As correspondências aqui demoram a chegar. Não é fácil e você bem sabe. Eles vasculham antes qualquer coisa que nos cheguem nas mãos. E é horrível pensar que outras mãos e olhos podem alcançar as tuas palavras antes mesmo de mim. Mas me parece que certas invasões são necessárias. Já falamos sobre isso, lembra? Enfim, você voltou. Em lembrança. Para me recordar daquele dia sujo, daquele café indigesto, entre sal e rímel em excesso. Nos meus olhos que pouco abrem. De gatos. E eu estava tão doente quando você chegou para cuidar das minhas fendas de meia-calça preta, a queimar os fios soltos com seu isqueiro e dizer que gostava daquela minha dor. Que era bonita. Te convidei pra ir para o INFERNO e você topou. De cara. Para lavar meus cabelos numa pia minúscula porque fediam. A enxofre. A tirar toda tinha das minhas unhas dos pés. De vermelho. Para dizer que sem tudo aquilo eu ainda parecia mais jovem, mais jovem, mais jovem. A me esparramar naquelas tuas mãos de papel. A tremer. E só. Só?
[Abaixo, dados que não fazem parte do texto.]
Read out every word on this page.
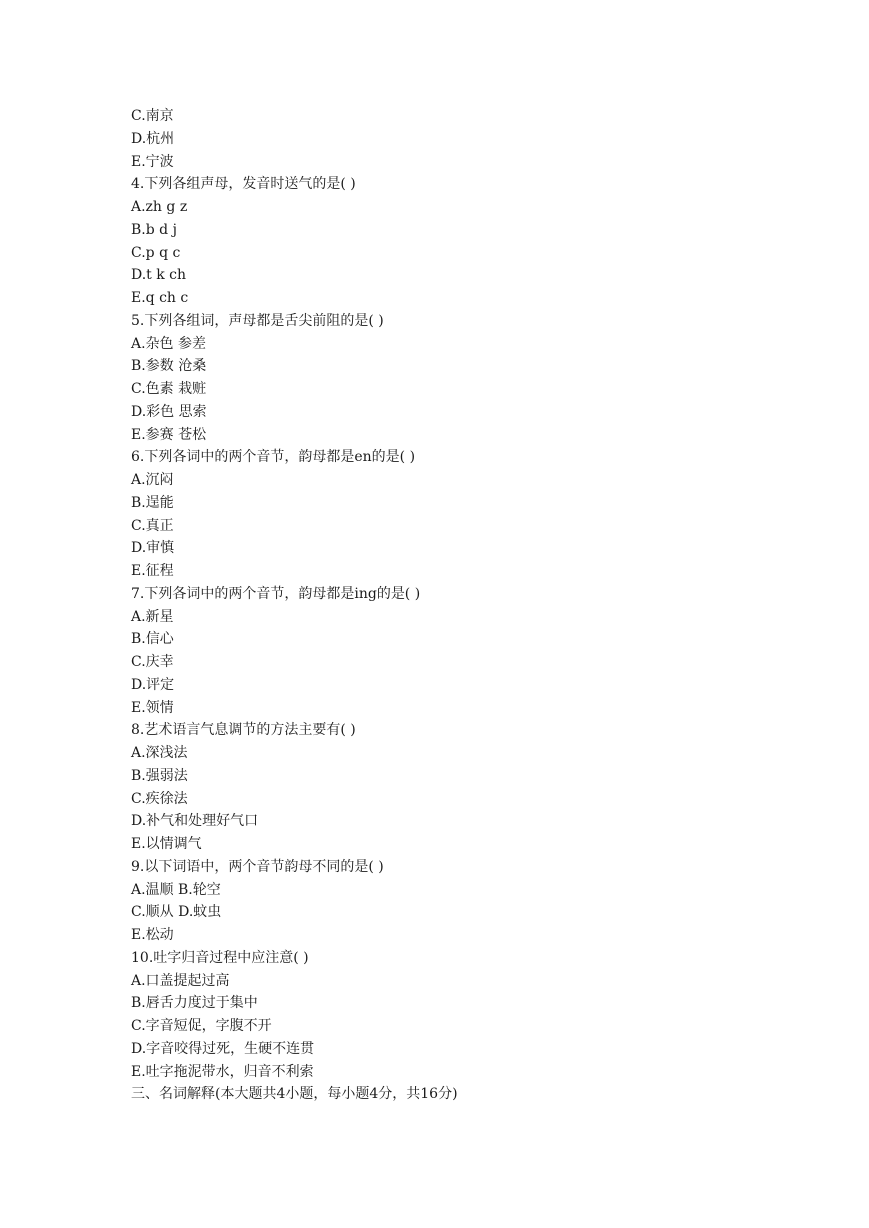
C.南京
D.杭州
E.宁波
4.下列各组声母，发音时送气的是( )
A.zh g z
B.b d j
C.p q c
D.t k ch
E.q ch c
5.下列各组词，声母都是舌尖前阻的是( )
A.杂色 参差
B.参数 沧桑
C.色素 栽赃
D.彩色 思索
E.参赛 苍松
6.下列各词中的两个音节，韵母都是en的是( )
A.沉闷
B.逞能
C.真正
D.审慎
E.征程
7.下列各词中的两个音节，韵母都是ing的是( )
A.新星
B.信心
C.庆幸
D.评定
E.领情
8.艺术语言气息调节的方法主要有( )
A.深浅法
B.强弱法
C.疾徐法
D.补气和处理好气口
E.以情调气
9.以下词语中，两个音节韵母不同的是( )
A.温顺 B.轮空
C.顺从 D.蚊虫
E.松动
10.吐字归音过程中应注意( )
A.口盖提起过高
B.唇舌力度过于集中
C.字音短促，字腹不开
D.字音咬得过死，生硬不连贯
E.吐字拖泥带水，归音不利索
三、名词解释(本大题共4小题，每小题4分，共16分)
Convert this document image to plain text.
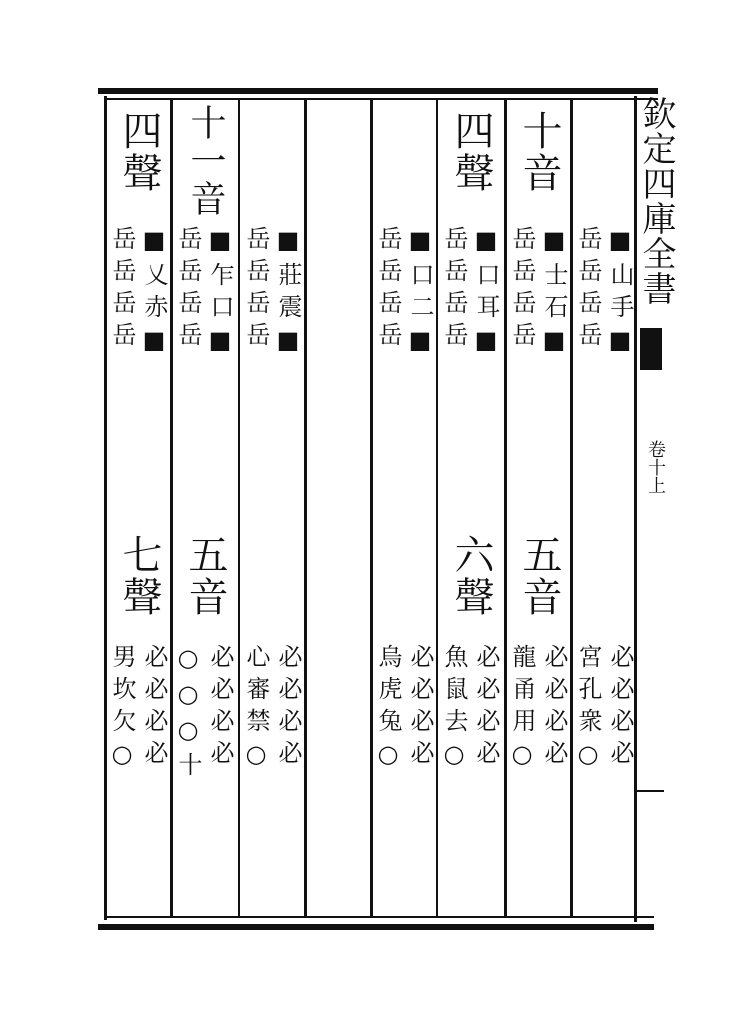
欽定四庫全書
卷十上
■山手■
岳岳岳岳
必必必必
宮孔衆○
十音
■士石■
岳岳岳岳
五音
必必必必
龍甬用○
四聲
■口耳■
岳岳岳岳
六聲
必必必必
魚鼠去○
■口二■
岳岳岳岳
必必必必
烏虎兔○
■莊震■
岳岳岳岳
必必必必
心審禁○
十一音
■乍口■
岳岳岳岳
五音
必必必必
○○○十
四聲
■乂赤■
岳岳岳岳
七聲
必必必必
男坎欠○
Ora não me faça rir desesperadamente dessas tuas linhas tão contidas. Teu sarcasmo é sacana, mas isso ninguém pode saber não é? Homem casto, culto e velho. Que agora tem alusões sobre as cidades. Eu gosto é de sacanagem e você sabe de cor e salteado. Bem, você também. De pedofilias. Desculpe, mas isso não era para dizer não é? Que aquela coisa que não pode ser dizer aqui sou eu. Será? Não sei. Ando cheia de dúvidas. E de imagens. Todas dentro da minha cabeça. Em epilepsia. Ataque noturno, corpo em 40 graus de temperatura, tosse seca, garganta de areia. Esperando você me tirar daqui e te cuspir inteiro.
Mas você saiu em fuga e rota incerta. E resolveu visitar outras cidades. Que ainda são todas minhas. Em cada poste desse, em cartazes colados você vai me ver em outdoors, nos bancos das praças, nos hospitais. Porque eu sou agora a tua doença. Sem cura. E quando você voltar ainda deixo guardadas intactas as minhas últimas três cidades. Com lugares para se colorir a pele alva. A minha. Com agulha muito fina. Porque você é da alta costura. A me fazer ler em voz alta toda aquela história de Colônia Penal, de bruços, sem roupa e gaguejando entre uma dor e outra. Mas nessa cidade, toda cor é viva e tem cheiro de anilina. De ficção.
Que é pra mostrar a partir de agora, em praça pública, circo e pão que toda espera tem seu preço. O valor? Sacanagem pelas costas. As minhas. Cidade onde as leis que regem são de nove dentes cravados no baixo ventre e uma palmatória. Para esse nosso apetite insaciável. Dá vontade de viver aqui não dá? Com tantos cortes, tantos sons, tanta fauna. Para brincarmos de inversão. De papéis. Para brindarmos o dia em que você me tirou do INFERI para me botar numa parede sem ao menos me dar um único beijo. Na boca.
Daqui, desse lugar onde a cidade é de ninguém, fico a contar os dias de uma nova salvação. Sem cafés e xícaras. Das verdades confortáveis só me resta essa: uma foto tua pregada aqui nessa parede, que é para não me deixar esquecer que você me fez - numa noite de chuva fina: ficar de bruços numa pia assim exposta, com todas as portas abertas para quem quisesse ver. Pra te olhar agora ainda em febre alta, aqui nessa parede torta, estranhamente assim: nu, velho e com um pau morto entre as pernas. Sim, é isso que eu gosto em você.